I was reminded of this piece during a recent visit to the neighbourhood electricity office. Electricity transmission and distribution was recently privatised in Delhi. I want to point out a small but crucial implication of this. Some years ago, I received a huge bill. It turned out that the meter reader had noted 19700 instead of 18220. At various times, the clerk dealing with the matter was not available or the docket that contained my bill information was out or the computer operator was on leave, and so on. The long and the short of it is that 11 working mornings, roughly a couple of hours each time, I spent getting the error rectified.
It was not a unique experience. Living in Delhi, or maybe in most parts of India, a visit to a government office is an exercise in patience and humility! But recently I again got a bill which seemed inflated in that it included arrears which I thought I had paid off. So off I went, against the advice of friends, to sort out the matter. As I reached the office, I noticed a change. Where previously the whole entrance was taken over by touts writing applications and filling forms to get the work done, now there was not a soul outside. The counters were clearly marked and when I asked the guard where I needed to go, I was guided politely.

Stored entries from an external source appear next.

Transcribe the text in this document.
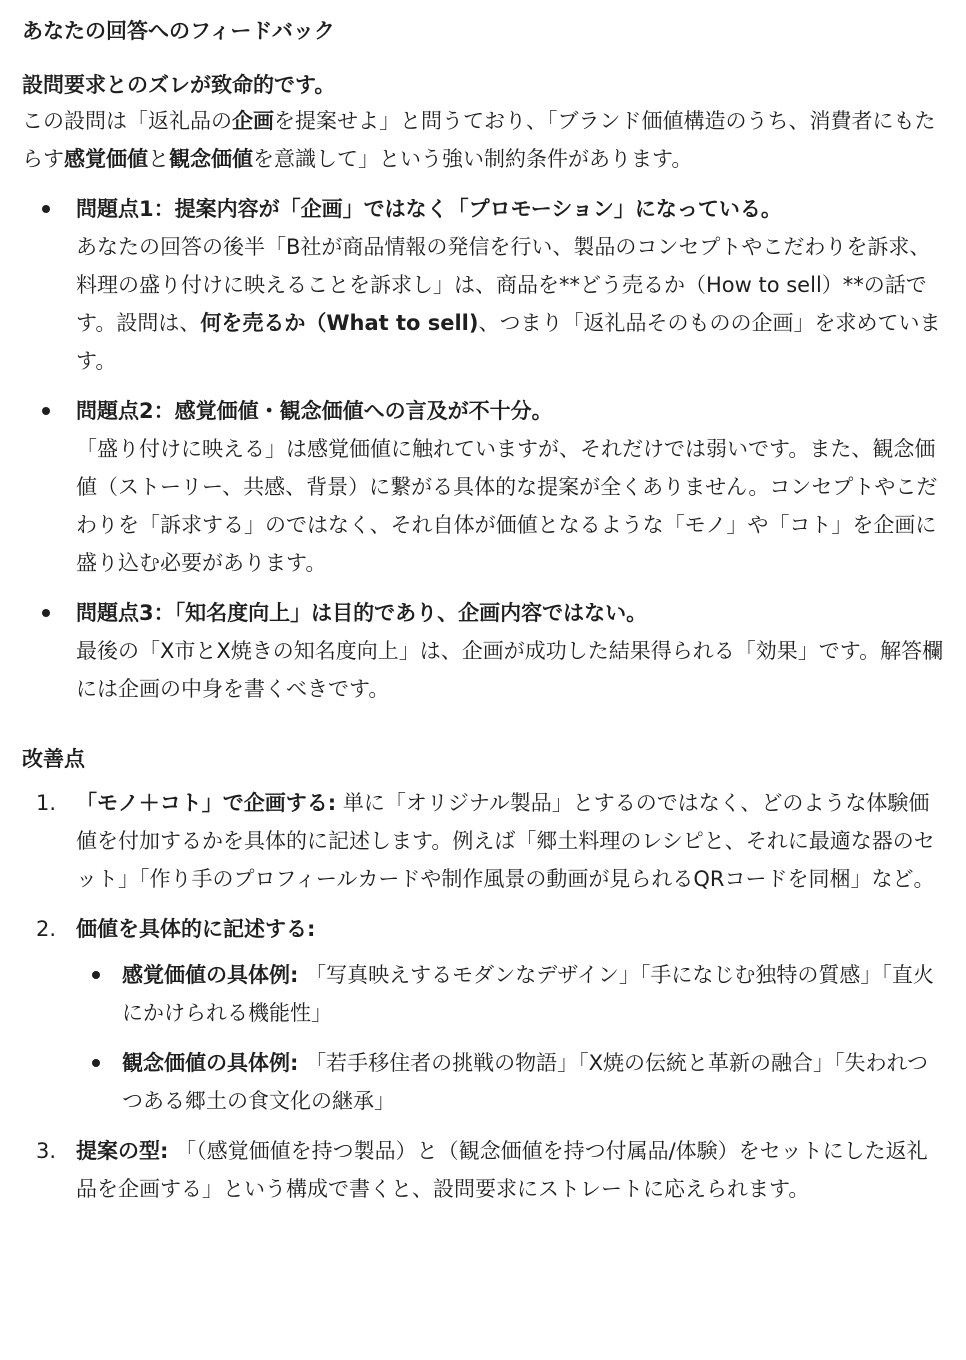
あなたの回答へのフィードバック
設問要求とのズレが致命的です。

この設問は「返礼品の企画を提案せよ」と問うており、「ブランド価値構造のうち、消費者にもたらす感覚価値と観念価値を意識して」という強い制約条件があります。

問題点1：提案内容が「企画」ではなく「プロモーション」になっている。
あなたの回答の後半「B社が商品情報の発信を行い、製品のコンセプトやこだわりを訴求、料理の盛り付けに映えることを訴求し」は、商品を**どう売るか（How to sell）**の話です。設問は、何を売るか（What to sell)、つまり「返礼品そのものの企画」を求めています。
問題点2：感覚価値・観念価値への言及が不十分。
「盛り付けに映える」は感覚価値に触れていますが、それだけでは弱いです。また、観念価値（ストーリー、共感、背景）に繋がる具体的な提案が全くありません。コンセプトやこだわりを「訴求する」のではなく、それ自体が価値となるような「モノ」や「コト」を企画に盛り込む必要があります。
問題点3：「知名度向上」は目的であり、企画内容ではない。
最後の「X市とX焼きの知名度向上」は、企画が成功した結果得られる「効果」です。解答欄には企画の中身を書くべきです。
改善点
1. 「モノ＋コト」で企画する: 単に「オリジナル製品」とするのではなく、どのような体験価値を付加するかを具体的に記述します。例えば「郷土料理のレシピと、それに最適な器のセット」「作り手のプロフィールカードや制作風景の動画が見られるQRコードを同梱」など。
2. 価値を具体的に記述する:
感覚価値の具体例: 「写真映えするモダンなデザイン」「手になじむ独特の質感」「直火にかけられる機能性」
観念価値の具体例: 「若手移住者の挑戦の物語」「X焼の伝統と革新の融合」「失われつつある郷土の食文化の継承」
3. 提案の型: 「（感覚価値を持つ製品）と（観念価値を持つ付属品/体験）をセットにした返礼品を企画する」という構成で書くと、設問要求にストレートに応えられます。
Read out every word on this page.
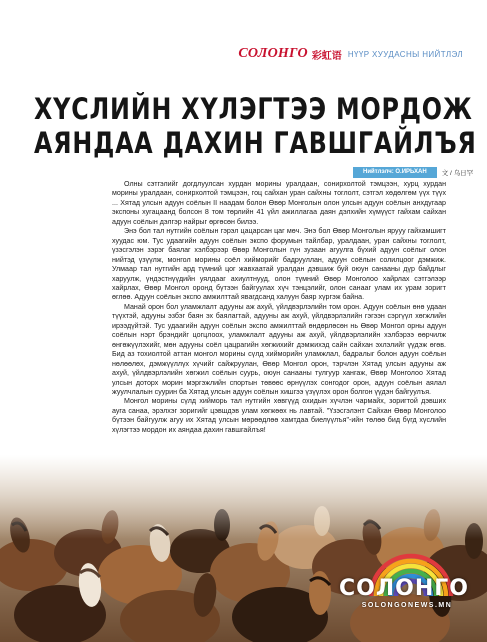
СОЛОНГО 彩虹语 НҮҮР ХУУДАСНЫ НИЙТЛЭЛ
ХҮСЛИЙН ХҮЛЭГТЭЭ МОРДОЖ
АЯНДАА ДАХИН ГАВШГАЙЛЪЯ
Нийтлэлч: О.ИРЬХАН	文 / 乌日罕

Олны сэтгэлийг догдлуулсан хурдан морины уралдаан, сонирхолтой тэмцээн, хурц хурдан морины уралдаан, сонирхолтой тэмцээн, гоц сайхан уран сайхны тоглолт, сэтгэл хөдөлгөм үүх түүх ... Хятад улсын адуун соёлын II наадам болон Өвөр Монголын олон улсын адуун соёлын анхдугаар экспоны хугацаанд болсон 8 том төрлийн 41 үйл ажиллагаа даян дэлхийн хүмүүст гайхам сайхан адуун соёлын дэлгэр найрыг өргөсөн билээ.

Энэ бол тал нутгийн соёлын гэрэл цацарсан цаг мөч. Энэ бол Өвөр Монголын ярууу гайхамшигт хуудас юм. Тус удаагийн адуун соёлын экспо форумын тайлбар, уралдаан, уран сайхны тоглолт, үзэсгэлэн зэрэг баялаг хэлбэрээр Өвөр Монголын гүн зузаан агуулга бүхий адуун соёлыг олон нийтэд үзүүлж, монгол морины соёл хийморийг бадрууллан, адуун соёлын солилцоог дэмжиж. Улмаар тал нутгийн ард түмний цог жавхаатай уралдан дэвшиж буй оюун санааны дүр байдлыг харуулж, үндэстнүүдийн уялдааг ахиултнууд, олон түмний Өвөр Монголоо хайрлах сэтгэлээр хайрлах, Өвөр Монгол оронд бүтээн байгуулах хүч тэнцэлийг, олон санааг улам их урам зоригт өглөө. Адуун соёлын экспо амжилттай явагдсанд халуун баяр хүргэж байна.

Манай орон бол уламжлалт адууны аж ахуй, үйлдвэрлэлийн том орон. Адуун соёлын өнө удаан түүхтэй, адууны эзбэг баян эх баялагтай, адууны аж ахуй, үйлдвэрлэлийн гэгээн сэргүүл хөгжлийн ирээдүйтэй. Тус удаагийн адуун соёлын экспо амжилттай өндөрлөсөн нь Өвөр Монгол орны адуун соёлын нэрт брэндийг цогцлоох, уламжлалт адууны аж ахуй, үйлдвэрлэлийн хэлбэрээ өөрчилж өнгөжүүлэхийг, мөн адууны соёл цацрагийн хөгжихийг дэмжихэд сайн сайхан эхлэлийг үүдэж өгөв. Бид аз тохиолтой аттан монгол морины сүлд хийморийн уламжлал, бадралыг болон адуун соёлын нөлөөлөх, дэмжүүллүх хүчийг сайжруулан, Өвөр Монгол орон, тэрчлэн Хятад улсын адууны аж ахуй, үйлдвэрлэлийн хөгжил соёлын суурь, оюун санааны тулгуур хангаж, Өвөр Монголоо Хятад улсын доторх морин мэргэжлийн спортын төвөөс өрнүүлэх сонгодог орон, адуун соёлын аялал жуулчлалын суурин ба Хятад улсын адуун соёлын хишгээ үзүүлэх орон болгон үүдэн байгуулъя.

Монгол морины сүлд хийморь тал нутгийн хөвгүүд охидын хүчлэн чармайх, зоригтой дэвших ауга санаа, эрэлхэг зоригийг цэвшдэв улам хөгжөөх нь лавтай. "Үзэсгэлэнт Сайхан Өвөр Монголоо бүтээн байгуулж агуу их Хятад улсын мөрөөдлөө хамтдаа биелүүлъя"-ийн төлөө бид бүгд хүслийн хүлэгтээ мордон их аяндаа дахин гавшгайлъя!

СОЛОНГО
SOLONGONEWS.MN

But what was most surprising was the office itself. The person who deals with these sorts of problems was there at his desk and when my turn came, he patiently listened to me and then told me what the problem was. To convince me, he took out the docket and showed me the readings, etc. The bottomline was that I was out of the place in 10 minutes, with my problem sorted out. What is more, I was not demeaned or made to feel that I was a supplicant and the clerk was doing me a favour. And surprisingly, the docket, the office, the clerk, all of them were exactly the same as in my previous trip!
Before I am branded as an ardent privatisation type, I would like to clarify that I really don’t know whether privatisation is good in the overall sense. I understand that in a terribly unequal and polarised society such as ours, privatisation of public utilities needs to be thought through carefully, lest it worsens inequalities. But I think my two experiences do force one to ponder over at least one aspect, namely a consumer being treated like a human being.